Brief Summary: From Houghton Mifflin-“What is it like to come face-to-face with the ten-foot-tall terror bird? Or stare into the mouth of the largest meat eater ever to walk the earth? Can you imagine a millipede that is more than six feet long, or a dinosaur smaller than a chicken? In this “actual size” look at the prehistoric world, which includes two dramatic gatefolds, you’ll meet these awe-inspiring creatures, as well as many others.”
Ideas for using this book in classroom or library – This book would be great for young children to get familiar with prehistoric animals. This book could be used in a science class also. I also think that this book could be used for older children too, not just young children.
Whatever additional notes you’d like to add about this book and why you liked or didn’t like it – I think children who are interested in science, or young children who are fascinated by dinosaurs will find this picture book interesting. I like the colorful, some full-size illustrations as well.
Publisher: A Richard Jackson Book, Atheneum Books for Young Readers, an imprint of Simon & Schuster
Publication year: 2009
Brief Summary: From Simon & Schuster-“Simply told, grandly shown, and now with eight additional pages of brand-new art and more in-depth information about the historic moon landing, here is the flight of Apollo 11. Here for a new generation of readers and explorers are the steady astronauts clicking themselves into gloves and helmets, strapping themselves into sideways seats. Here are their great machines in all their detail and monumentality, the ROAR of rockets, and the silence of the Moon. Here is a story of adventure and discovery—a story of leaving and returning during the summer of 1969, and a story of home, seen whole, from far away.”

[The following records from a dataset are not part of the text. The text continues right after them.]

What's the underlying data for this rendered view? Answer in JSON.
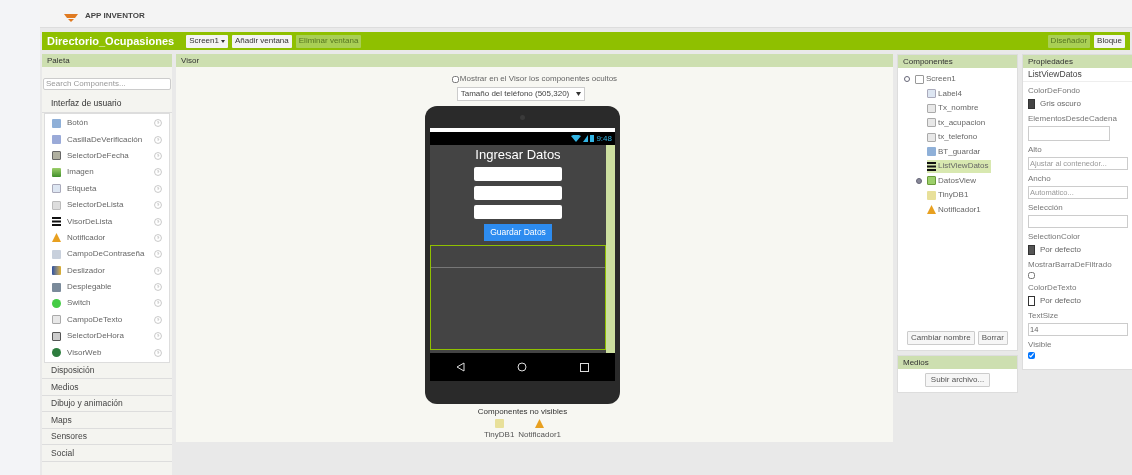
{
  "header": {
    "app_name": "APP INVENTOR"
  },
  "toolbar": {
    "project": "Directorio_Ocupasiones",
    "screen": "Screen1",
    "buttons": [
      {
        "label": "Añadir ventana",
        "disabled": false
      },
      {
        "label": "Eliminar ventana",
        "disabled": true
      }
    ],
    "views": [
      {
        "label": "Diseñador",
        "selected": true
      },
      {
        "label": "Bloque",
        "selected": false
      }
    ]
  },
  "palette": {
    "title": "Paleta",
    "search_placeholder": "Search Components...",
    "open_group": "Interfaz de usuario",
    "items": [
      {
        "label": "Botón",
        "kind": "button"
      },
      {
        "label": "CasillaDeVerificación",
        "kind": "checkbox"
      },
      {
        "label": "SelectorDeFecha",
        "kind": "date"
      },
      {
        "label": "Imagen",
        "kind": "image"
      },
      {
        "label": "Etiqueta",
        "kind": "label"
      },
      {
        "label": "SelectorDeLista",
        "kind": "listpicker"
      },
      {
        "label": "VisorDeLista",
        "kind": "listview"
      },
      {
        "label": "Notificador",
        "kind": "notifier"
      },
      {
        "label": "CampoDeContraseña",
        "kind": "password"
      },
      {
        "label": "Deslizador",
        "kind": "slider"
      },
      {
        "label": "Desplegable",
        "kind": "spinner"
      },
      {
        "label": "Switch",
        "kind": "switch"
      },
      {
        "label": "CampoDeTexto",
        "kind": "textbox"
      },
      {
        "label": "SelectorDeHora",
        "kind": "time"
      },
      {
        "label": "VisorWeb",
        "kind": "web"
      }
    ],
    "groups": [
      "Disposición",
      "Medios",
      "Dibujo y animación",
      "Maps",
      "Sensores",
      "Social"
    ]
  },
  "viewer": {
    "title": "Visor",
    "show_hidden": {
      "label": "Mostrar en el Visor los componentes ocultos",
      "checked": false
    },
    "size_select": "Tamaño del teléfono (505,320)",
    "phone": {
      "time": "9:48",
      "title": "Ingresar Datos",
      "fields": [
        {
          "kind": "textbox"
        },
        {
          "kind": "textbox"
        },
        {
          "kind": "textbox"
        }
      ],
      "button": "Guardar Datos"
    },
    "nonvisible_title": "Componentes no visibles",
    "nonvisible": [
      {
        "label": "TinyDB1",
        "kind": "db"
      },
      {
        "label": "Notificador1",
        "kind": "notifier"
      }
    ]
  },
  "components": {
    "title": "Componentes",
    "tree": [
      {
        "label": "Screen1",
        "kind": "screen",
        "expanded": true,
        "selected": false,
        "children": [
          {
            "label": "Label4",
            "kind": "label",
            "selected": false
          },
          {
            "label": "Tx_nombre",
            "kind": "textbox",
            "selected": false
          },
          {
            "label": "tx_acupacion",
            "kind": "textbox",
            "selected": false
          },
          {
            "label": "tx_telefono",
            "kind": "textbox",
            "selected": false
          },
          {
            "label": "BT_guardar",
            "kind": "button",
            "selected": false
          },
          {
            "label": "ListViewDatos",
            "kind": "listview",
            "selected": true
          },
          {
            "label": "DatosView",
            "kind": "arrangement",
            "expanded": false,
            "selected": false
          },
          {
            "label": "TinyDB1",
            "kind": "db",
            "selected": false
          },
          {
            "label": "Notificador1",
            "kind": "notifier",
            "selected": false
          }
        ]
      }
    ],
    "buttons": [
      "Cambiar nombre",
      "Borrar"
    ]
  },
  "media": {
    "title": "Medios",
    "button": "Subir archivo..."
  },
  "properties": {
    "title": "Propiedades",
    "component": "ListViewDatos",
    "items": [
      {
        "label": "ColorDeFondo",
        "kind": "color",
        "value": "Gris oscuro",
        "color": "#444444"
      },
      {
        "label": "ElementosDesdeCadena",
        "kind": "textarea"
      },
      {
        "label": "Alto",
        "kind": "text",
        "placeholder": "Ajustar al contenedor..."
      },
      {
        "label": "Ancho",
        "kind": "text",
        "placeholder": "Automático..."
      },
      {
        "label": "Selección",
        "kind": "text"
      },
      {
        "label": "SelectionColor",
        "kind": "color",
        "value": "Por defecto",
        "color": "#555555"
      },
      {
        "label": "MostrarBarraDeFiltrado",
        "kind": "checkbox",
        "checked": false
      },
      {
        "label": "ColorDeTexto",
        "kind": "color",
        "value": "Por defecto",
        "color": "#ffffff"
      },
      {
        "label": "TextSize",
        "kind": "text",
        "value": "14"
      },
      {
        "label": "Visible",
        "kind": "checkbox",
        "checked": true
      }
    ]
  }
}
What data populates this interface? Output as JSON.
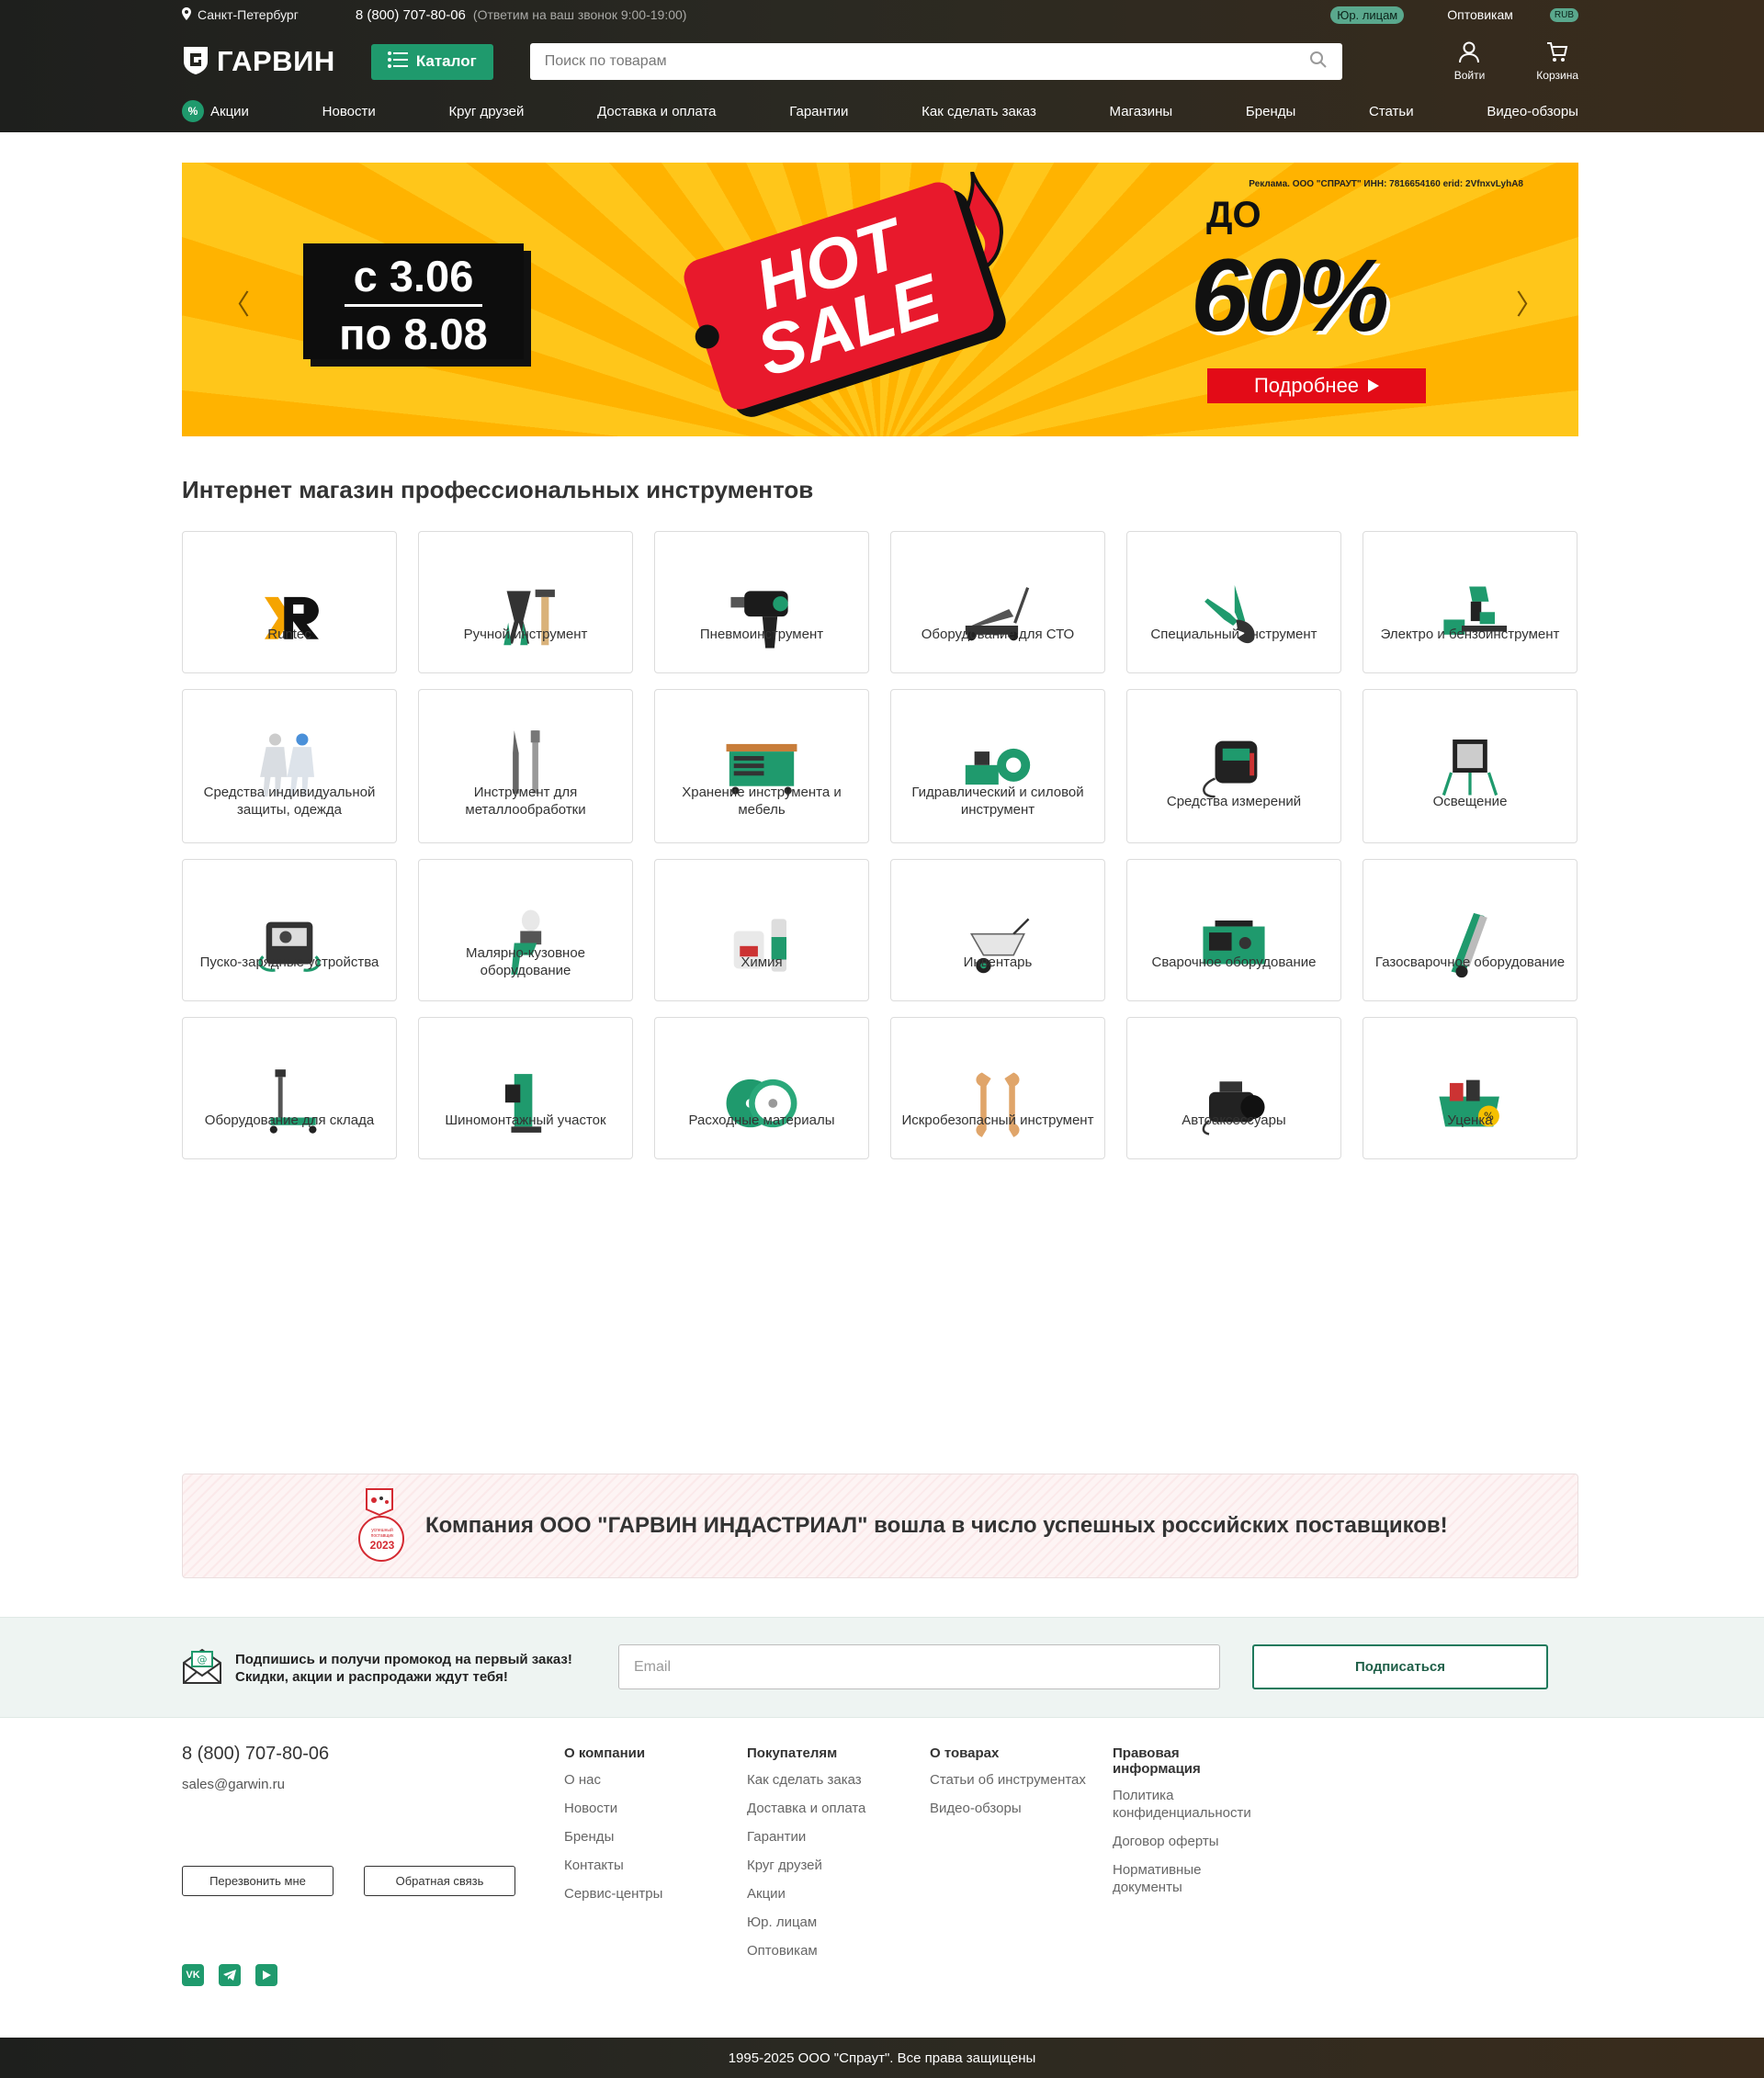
{
  "header": {
    "city": "Санкт-Петербург",
    "phone": "8 (800) 707-80-06",
    "phone_note": "(Ответим на ваш звонок 9:00-19:00)",
    "legal_entities": "Юр. лицам",
    "wholesale": "Оптовикам",
    "currency": "RUB",
    "logo": "ГАРВИН",
    "catalog": "Каталог",
    "search_placeholder": "Поиск по товарам",
    "login": "Войти",
    "cart": "Корзина",
    "nav": [
      "Акции",
      "Новости",
      "Круг друзей",
      "Доставка и оплата",
      "Гарантии",
      "Как сделать заказ",
      "Магазины",
      "Бренды",
      "Статьи",
      "Видео-обзоры"
    ]
  },
  "banner": {
    "ad_note": "Реклама. ООО \"СПРАУТ\" ИНН: 7816654160 erid: 2VfnxvLyhA8",
    "date_from": "с 3.06",
    "date_to": "по 8.08",
    "hot": "HOT",
    "sale": "SALE",
    "up_to": "ДО",
    "discount": "60%",
    "more": "Подробнее"
  },
  "main": {
    "title": "Интернет магазин профессиональных инструментов",
    "categories": [
      "Runtec",
      "Ручной инструмент",
      "Пневмоинструмент",
      "Оборудование для СТО",
      "Специальный инструмент",
      "Электро и бензоинструмент",
      "Средства индивидуальной защиты, одежда",
      "Инструмент для металлообработки",
      "Хранение инструмента и мебель",
      "Гидравлический и силовой инструмент",
      "Средства измерений",
      "Освещение",
      "Пуско-зарядные устройства",
      "Малярно-кузовное оборудование",
      "Химия",
      "Инвентарь",
      "Сварочное оборудование",
      "Газосварочное оборудование",
      "Оборудование для склада",
      "Шиномонтажный участок",
      "Расходные материалы",
      "Искробезопасный инструмент",
      "Автоаксессуары",
      "Уценка"
    ]
  },
  "award": {
    "badge_text": "успешный поставщик",
    "badge_year": "2023",
    "text": "Компания ООО \"ГАРВИН ИНДАСТРИАЛ\" вошла в число успешных российских поставщиков!"
  },
  "subscribe": {
    "line1": "Подпишись и получи промокод на первый заказ!",
    "line2": "Скидки, акции и распродажи ждут тебя!",
    "email_placeholder": "Email",
    "button": "Подписаться"
  },
  "footer": {
    "phone": "8 (800) 707-80-06",
    "email": "sales@garwin.ru",
    "callback": "Перезвонить мне",
    "feedback": "Обратная связь",
    "socials": [
      "VK",
      "TG",
      "YT"
    ],
    "columns": [
      {
        "title": "О компании",
        "links": [
          "О нас",
          "Новости",
          "Бренды",
          "Контакты",
          "Сервис-центры"
        ]
      },
      {
        "title": "Покупателям",
        "links": [
          "Как сделать заказ",
          "Доставка и оплата",
          "Гарантии",
          "Круг друзей",
          "Акции",
          "Юр. лицам",
          "Оптовикам"
        ]
      },
      {
        "title": "О товарах",
        "links": [
          "Статьи об инструментах",
          "Видео-обзоры"
        ]
      },
      {
        "title": "Правовая информация",
        "links": [
          "Политика конфиденциальности",
          "Договор оферты",
          "Нормативные документы"
        ]
      }
    ],
    "copyright": "1995-2025 ООО \"Спраут\". Все права защищены"
  },
  "colors": {
    "accent": "#1f9a6d",
    "header_bg": "#24241f",
    "banner_yellow": "#ffc61a",
    "sale_red": "#e8192c"
  }
}
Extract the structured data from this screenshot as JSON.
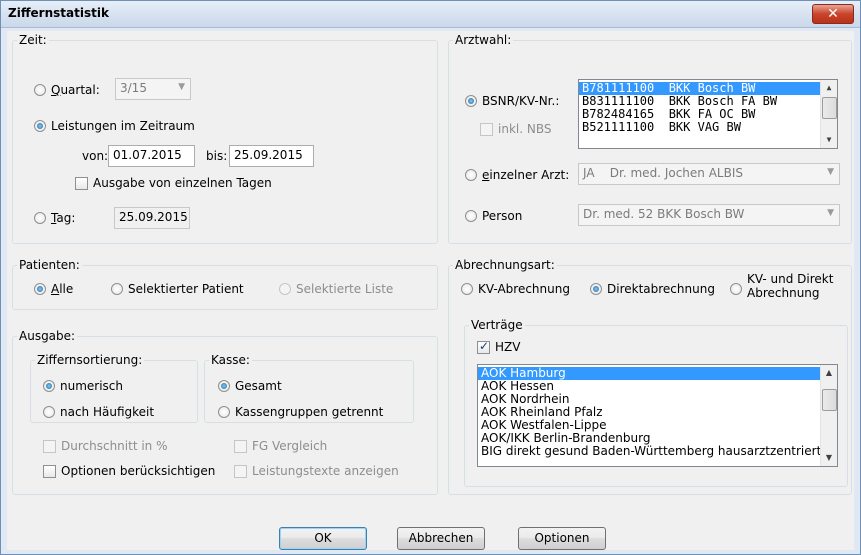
{
  "window": {
    "title": "Ziffernstatistik",
    "close_label": "✕"
  },
  "zeit": {
    "legend": "Zeit:",
    "quartal_label": "Quartal:",
    "quartal_value": "3/15",
    "leistungen_label": "Leistungen im Zeitraum",
    "von_label": "von:",
    "von_value": "01.07.2015",
    "bis_label": "bis:",
    "bis_value": "25.09.2015",
    "ausgabe_tage_label": "Ausgabe von einzelnen Tagen",
    "tag_label": "Tag:",
    "tag_value": "25.09.2015"
  },
  "patienten": {
    "legend": "Patienten:",
    "alle_label": "Alle",
    "selektierter_label": "Selektierter Patient",
    "selektierte_liste_label": "Selektierte Liste"
  },
  "ausgabe": {
    "legend": "Ausgabe:",
    "sort_legend": "Ziffernsortierung:",
    "numerisch_label": "numerisch",
    "haeufigkeit_label": "nach Häufigkeit",
    "kasse_legend": "Kasse:",
    "gesamt_label": "Gesamt",
    "kassengruppen_label": "Kassengruppen getrennt",
    "durchschnitt_label": "Durchschnitt in %",
    "fg_label": "FG Vergleich",
    "optionen_label": "Optionen berücksichtigen",
    "leistungstexte_label": "Leistungstexte anzeigen"
  },
  "arztwahl": {
    "legend": "Arztwahl:",
    "bsnr_label": "BSNR/KV-Nr.:",
    "inkl_nbs_label": "inkl. NBS",
    "bsnr_items": [
      {
        "id": "B781111100",
        "name": "BKK Bosch BW"
      },
      {
        "id": "B831111100",
        "name": "BKK Bosch FA BW"
      },
      {
        "id": "B782484165",
        "name": "BKK FA OC BW"
      },
      {
        "id": "B521111100",
        "name": "BKK VAG BW"
      }
    ],
    "einzelner_label": "einzelner Arzt:",
    "einzelner_value": "JA    Dr. med. Jochen ALBIS",
    "person_label": "Person",
    "person_value": "Dr. med. 52 BKK Bosch BW"
  },
  "abrechnung": {
    "legend": "Abrechnungsart:",
    "kv_label": "KV-Abrechnung",
    "direkt_label": "Direktabrechnung",
    "kv_direkt_line1": "KV- und Direkt",
    "kv_direkt_line2": "Abrechnung",
    "vertraege_legend": "Verträge",
    "hzv_label": "HZV",
    "vertraege_items": [
      "AOK Hamburg",
      "AOK Hessen",
      "AOK Nordrhein",
      "AOK Rheinland Pfalz",
      "AOK Westfalen-Lippe",
      "AOK/IKK Berlin-Brandenburg",
      "BIG direkt gesund Baden-Württemberg hausarztzentriert"
    ]
  },
  "buttons": {
    "ok": "OK",
    "abbrechen": "Abbrechen",
    "optionen": "Optionen"
  }
}
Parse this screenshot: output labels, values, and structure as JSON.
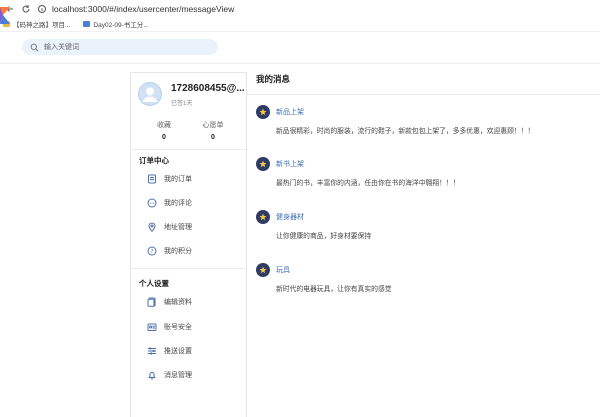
{
  "browser": {
    "address": "localhost:3000/#/index/usercenter/messageView",
    "bookmarks": [
      "【码神之路】项目...",
      "Day02-09-书工分..."
    ]
  },
  "header": {
    "search_placeholder": "输入关键词"
  },
  "user": {
    "name": "1728608455@...",
    "status": "已签1天",
    "stats": [
      {
        "label": "收藏",
        "value": "0"
      },
      {
        "label": "心愿单",
        "value": "0"
      }
    ]
  },
  "sidebar": {
    "order_section": {
      "title": "订单中心",
      "items": [
        {
          "label": "我的订单",
          "icon": "orders-icon"
        },
        {
          "label": "我的评论",
          "icon": "comment-icon"
        },
        {
          "label": "地址管理",
          "icon": "location-icon"
        },
        {
          "label": "我的积分",
          "icon": "points-icon"
        }
      ]
    },
    "personal_section": {
      "title": "个人设置",
      "items": [
        {
          "label": "编辑资料",
          "icon": "edit-profile-icon"
        },
        {
          "label": "账号安全",
          "icon": "security-icon"
        },
        {
          "label": "推送设置",
          "icon": "settings-sliders-icon"
        },
        {
          "label": "消息管理",
          "icon": "bell-icon"
        }
      ]
    }
  },
  "main": {
    "title": "我的消息",
    "messages": [
      {
        "title": "新品上架",
        "body": "新品很精彩，时尚的服装，流行的鞋子，新款包包上架了，多多优惠，欢迎惠顾！！！"
      },
      {
        "title": "新书上架",
        "body": "最热门的书，丰富你的内涵，任由你在书的海洋中翱翔！！！"
      },
      {
        "title": "健身器材",
        "body": "让你健康的商品，好身材要保持"
      },
      {
        "title": "玩具",
        "body": "新时代的电器玩具，让你有真实的感觉"
      }
    ]
  },
  "colors": {
    "accent": "#3b6fb5",
    "badge": "#2f3b63",
    "search_bg": "#eaf2fb"
  }
}
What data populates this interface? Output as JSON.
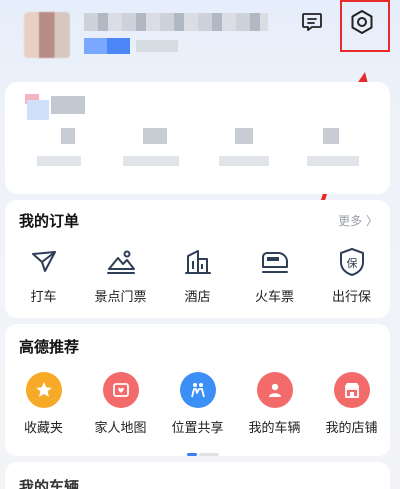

Ideas for using this book in classroom or library –Much like in Locomotive, I think this book could be used in a social sciences class, in history class, or of course in a science class. This book is great for introducing children to the first steps on the moon and giving an great overview of the different steps to space.
Whatever additional notes you’d like to add about this book and why you liked or didn’t like it –I liked the instructional panels in the front of the book that shows the different parts of the spaceship. Floca’s use of different text, much like in Locomotive, I feel this would keep children’s attention.